British National Lymphoma Investigation randomised study of MOPP (mustine, Oncovin, procarbazine, prednisolone) against LOPP (Leukeran substituted for mustine) in advanced Hodgkin's disease--long term results

From 1979-1983, 299 patients with stage III or IV Hodgkin's disease (HD) were randomised to receive cyclical chemotherapy with MOPP (mustine, Oncovin, procarbazine, prednisone) or LOPP (Leukeran substituted for mustine). Two hundred and ninety patients were evaluable.

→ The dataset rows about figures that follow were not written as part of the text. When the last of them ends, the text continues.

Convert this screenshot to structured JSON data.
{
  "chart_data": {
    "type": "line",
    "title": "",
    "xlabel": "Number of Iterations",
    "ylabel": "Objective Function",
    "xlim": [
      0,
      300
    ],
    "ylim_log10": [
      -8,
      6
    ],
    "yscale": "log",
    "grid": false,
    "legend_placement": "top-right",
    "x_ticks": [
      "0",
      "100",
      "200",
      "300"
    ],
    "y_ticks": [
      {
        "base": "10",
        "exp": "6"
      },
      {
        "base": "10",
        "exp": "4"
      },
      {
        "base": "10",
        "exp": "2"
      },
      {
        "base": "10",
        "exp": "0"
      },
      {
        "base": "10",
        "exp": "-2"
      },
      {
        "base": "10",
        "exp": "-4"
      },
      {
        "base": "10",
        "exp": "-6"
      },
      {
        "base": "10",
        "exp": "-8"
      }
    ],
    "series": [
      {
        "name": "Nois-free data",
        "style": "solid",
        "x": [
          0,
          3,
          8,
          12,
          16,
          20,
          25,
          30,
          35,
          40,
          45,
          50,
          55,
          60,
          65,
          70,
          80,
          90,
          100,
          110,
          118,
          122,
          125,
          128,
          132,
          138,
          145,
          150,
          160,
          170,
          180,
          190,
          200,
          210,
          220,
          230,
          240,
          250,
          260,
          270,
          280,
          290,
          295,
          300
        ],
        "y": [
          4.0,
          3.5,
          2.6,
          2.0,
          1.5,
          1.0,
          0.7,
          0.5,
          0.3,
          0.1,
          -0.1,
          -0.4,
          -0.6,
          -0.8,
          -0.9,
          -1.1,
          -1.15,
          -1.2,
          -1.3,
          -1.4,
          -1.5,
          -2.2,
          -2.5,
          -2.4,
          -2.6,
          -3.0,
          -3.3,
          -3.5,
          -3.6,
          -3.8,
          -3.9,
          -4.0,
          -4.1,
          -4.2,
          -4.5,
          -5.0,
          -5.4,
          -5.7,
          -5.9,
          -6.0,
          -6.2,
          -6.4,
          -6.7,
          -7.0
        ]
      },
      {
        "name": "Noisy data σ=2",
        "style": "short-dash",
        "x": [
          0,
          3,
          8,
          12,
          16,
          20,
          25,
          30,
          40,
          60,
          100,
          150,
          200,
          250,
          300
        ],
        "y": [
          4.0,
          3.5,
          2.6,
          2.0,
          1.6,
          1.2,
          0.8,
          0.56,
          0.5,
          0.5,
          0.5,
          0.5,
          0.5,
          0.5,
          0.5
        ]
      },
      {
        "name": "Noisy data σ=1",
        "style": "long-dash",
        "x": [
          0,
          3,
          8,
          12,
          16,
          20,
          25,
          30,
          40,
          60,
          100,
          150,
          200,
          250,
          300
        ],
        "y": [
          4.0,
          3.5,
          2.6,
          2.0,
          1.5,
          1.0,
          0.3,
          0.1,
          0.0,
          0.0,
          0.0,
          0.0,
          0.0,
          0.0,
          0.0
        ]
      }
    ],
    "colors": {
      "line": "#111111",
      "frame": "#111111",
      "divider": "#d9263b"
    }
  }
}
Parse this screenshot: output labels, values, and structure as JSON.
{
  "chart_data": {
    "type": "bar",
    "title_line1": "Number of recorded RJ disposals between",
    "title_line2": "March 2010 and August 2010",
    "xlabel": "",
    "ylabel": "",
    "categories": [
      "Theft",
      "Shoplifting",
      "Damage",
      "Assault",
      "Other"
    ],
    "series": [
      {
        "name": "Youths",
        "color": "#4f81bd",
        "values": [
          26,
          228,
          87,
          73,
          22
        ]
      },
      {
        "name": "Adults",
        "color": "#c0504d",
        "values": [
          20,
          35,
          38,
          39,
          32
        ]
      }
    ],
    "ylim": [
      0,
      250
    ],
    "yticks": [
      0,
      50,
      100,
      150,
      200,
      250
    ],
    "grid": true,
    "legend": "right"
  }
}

There was no statistically significant difference between the complete remission (CR) rates (63% for MOPP, 57% for LOPP), percentage of patients remaining disease free at 5 years (38% for MOPP, 35% for LOPP) and overall survival at 5 years (65% for MOPP, 64% for LOPP). On multivariate analysis younger age, grade I histopathology, absence of systemic symptoms, and normal albumin level were favourable prognostic factors for survival. Acute toxicity in the form of nausea/vomiting, myelosuppression, and phlebitis were less with LOPP than MOPP. Deaths in both groups were usually due to disseminated Hodgkin's disease; there were no infective deaths in the absence of Hodgkin's disease. Second malignancies occurred in six patients treated with MOPP--three acute myeloid leukaemia (AML), one non-Hodgkin's lymphoma (NHL), two carcinomas (Ca); with LOPP, four second malignancies occurred (one AML, one NHL, two Ca). These long term results confirm that LOPP is as effective as MOPP, and less toxic, in the treatment of advanced Hodgkin's disease.